Смысл праздника как явления Бога объясняет святой Иоанн Златоуст. По его словам, Спаситель после Крещения явился видимо пред людьми, то есть с этого времени начал Свое общественное служение. На этом основании святитель опровергает сказания апокрифов о чудесах, совершенных Иисусом Христом в детском возрасте. Преподобный Ефрем Сирин epifanis понимал в смысле Рождества Христова. Известно также, что этот святой отец составлял песнопения в противовес еретическим гимнам некоего Армения. По словам блаженного Феодорита Кирского, Армоний, ученик ересиарха Вардесана, сочинил некоторые песнопения и тем, что нечестие облекал приятностью напевов, привлекал слушателей и вел их к духовной погибели, преподобный же Ефрем взял мелодии этих гимнов и соединил их с истинным богомыслием. В одном из таких рождественских песнопений славословится Воплотившийся Сын Божий, причем славословия расположены соответственно годам земной жизни Спасителя. Эти торжественные радостные песни у сирийских христиан и теперь употребляются за богослужениями на Рождество Христово[2].

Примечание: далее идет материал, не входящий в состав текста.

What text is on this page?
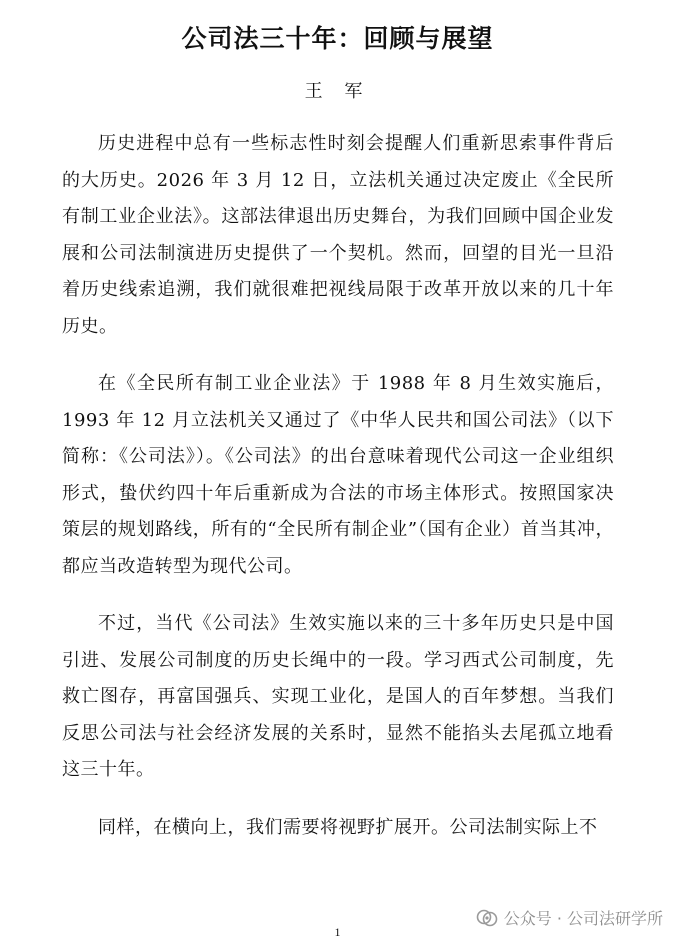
公司法三十年：回顾与展望
王 军

历史进程中总有一些标志性时刻会提醒人们重新思索事件背后的大历史。2026 年 3 月 12 日，立法机关通过决定废止《全民所有制工业企业法》。这部法律退出历史舞台，为我们回顾中国企业发展和公司法制演进历史提供了一个契机。然而，回望的目光一旦沿着历史线索追溯，我们就很难把视线局限于改革开放以来的几十年历史。

在《全民所有制工业企业法》于 1988 年 8 月生效实施后，1993 年 12 月立法机关又通过了《中华人民共和国公司法》（以下简称：《公司法》）。《公司法》的出台意味着现代公司这一企业组织形式，蛰伏约四十年后重新成为合法的市场主体形式。按照国家决策层的规划路线，所有的“全民所有制企业”（国有企业）首当其冲，都应当改造转型为现代公司。

不过，当代《公司法》生效实施以来的三十多年历史只是中国引进、发展公司制度的历史长绳中的一段。学习西式公司制度，先救亡图存，再富国强兵、实现工业化，是国人的百年梦想。当我们反思公司法与社会经济发展的关系时，显然不能掐头去尾孤立地看这三十年。

同样，在横向上，我们需要将视野扩展开。公司法制实际上不

1
公众号 · 公司法研学所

К мнению преподобного Ефрема Сирина в отношении понимания смысла epifania присоединяются святители Василий Великий, Григорий Богослов и Григорий Нисский. Святой Григорий Богослов в одном из своих Слов говорит: «Ныне праздник Богоявления, или Рождества, ибо так и иначе называется день сей, и два наименования даются одному торжеству, потому что Бог явился человеком через рождение. От явления произошло наименование Богоявления, от рождения — Рождества»[3]. Из описания богослужения на праздник Богоявления в Иерусалиме у аквитанской паломницы конца IV века Сильвии (Этерии)[4] «Паломничество по святым местам» видно, что этот праздник больше имел отношение к событию Рождества Христова, поскольку включал совершение праздничной службы в Вифлееме, а через сорок дней после него праздновалось Сретение Господне.

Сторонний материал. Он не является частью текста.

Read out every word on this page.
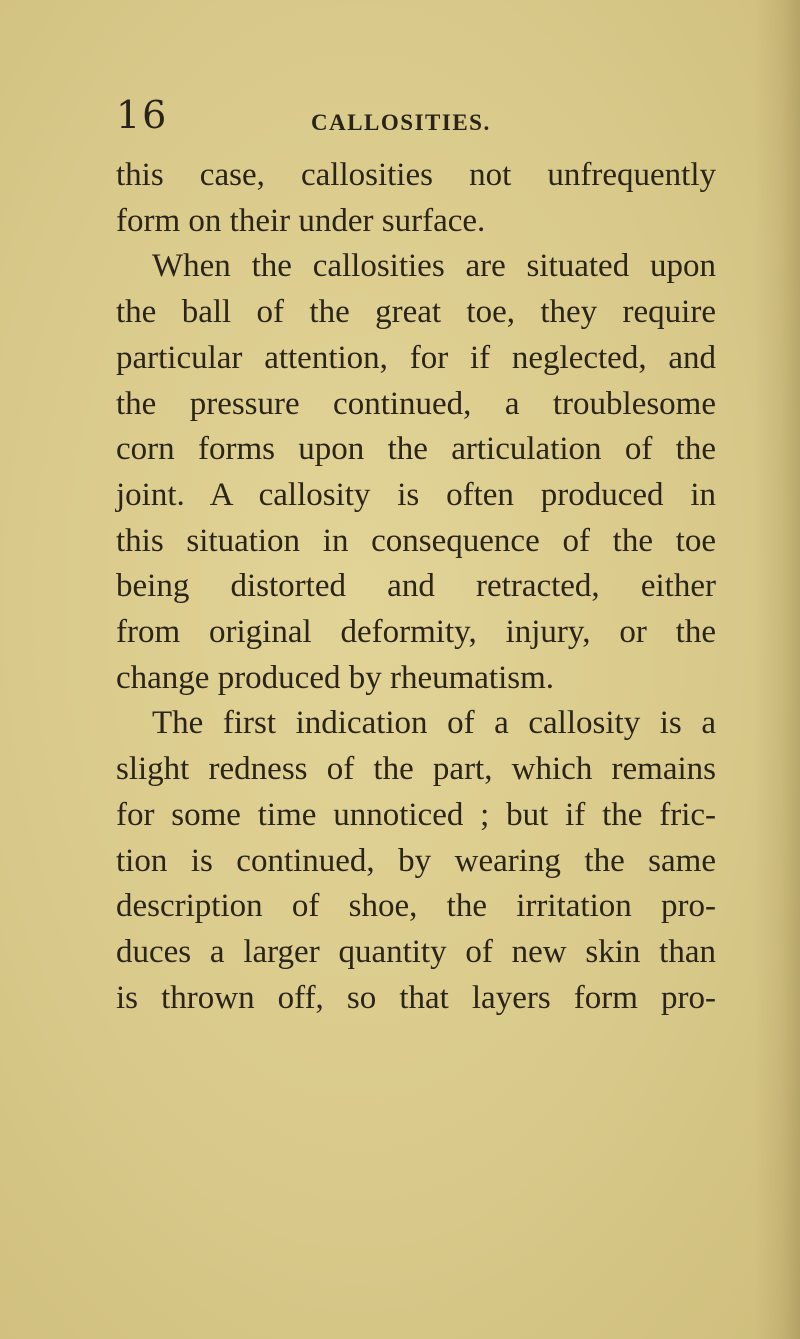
16	CALLOSITIES.
this case, callosities not unfrequently
form on their under surface.
When the callosities are situated upon
the ball of the great toe, they require
particular attention, for if neglected, and
the pressure continued, a troublesome
corn forms upon the articulation of the
joint. A callosity is often produced in
this situation in consequence of the toe
being distorted and retracted, either
from original deformity, injury, or the
change produced by rheumatism.
The first indication of a callosity is a
slight redness of the part, which remains
for some time unnoticed ; but if the fric-
tion is continued, by wearing the same
description of shoe, the irritation pro-
duces a larger quantity of new skin than
is thrown off, so that layers form pro-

Выделение праздника Рождества Христова (но не отделение, поскольку два праздника мыслятся как единое целое и промежуток между ними занимает одиннадцать дней и называется у нас «святками», то есть продолжением праздника, как святого дня) произошло не позднее середины IV века и ранее всего — в Римской Церкви. По свидетельству Иоанна, епископа Никейского, эта Церковь начала праздновать Рождество Христово 25 декабря при папе Юлии (337—352).
В одном римском календаре, составленном не позднее 354 года и найденном в конце прошлого столетия Моммзеном, в разделе о днях кончины мучеников под 25 декабря (или 8 календой января) написано: «День Рождения Христа в Вифлееме», а в отделе хроникальных событий есть заметка: «В консульство цезаря Августа и Емилия Павла, в восьмые календы января, в пятницу, в 15 день новолуния».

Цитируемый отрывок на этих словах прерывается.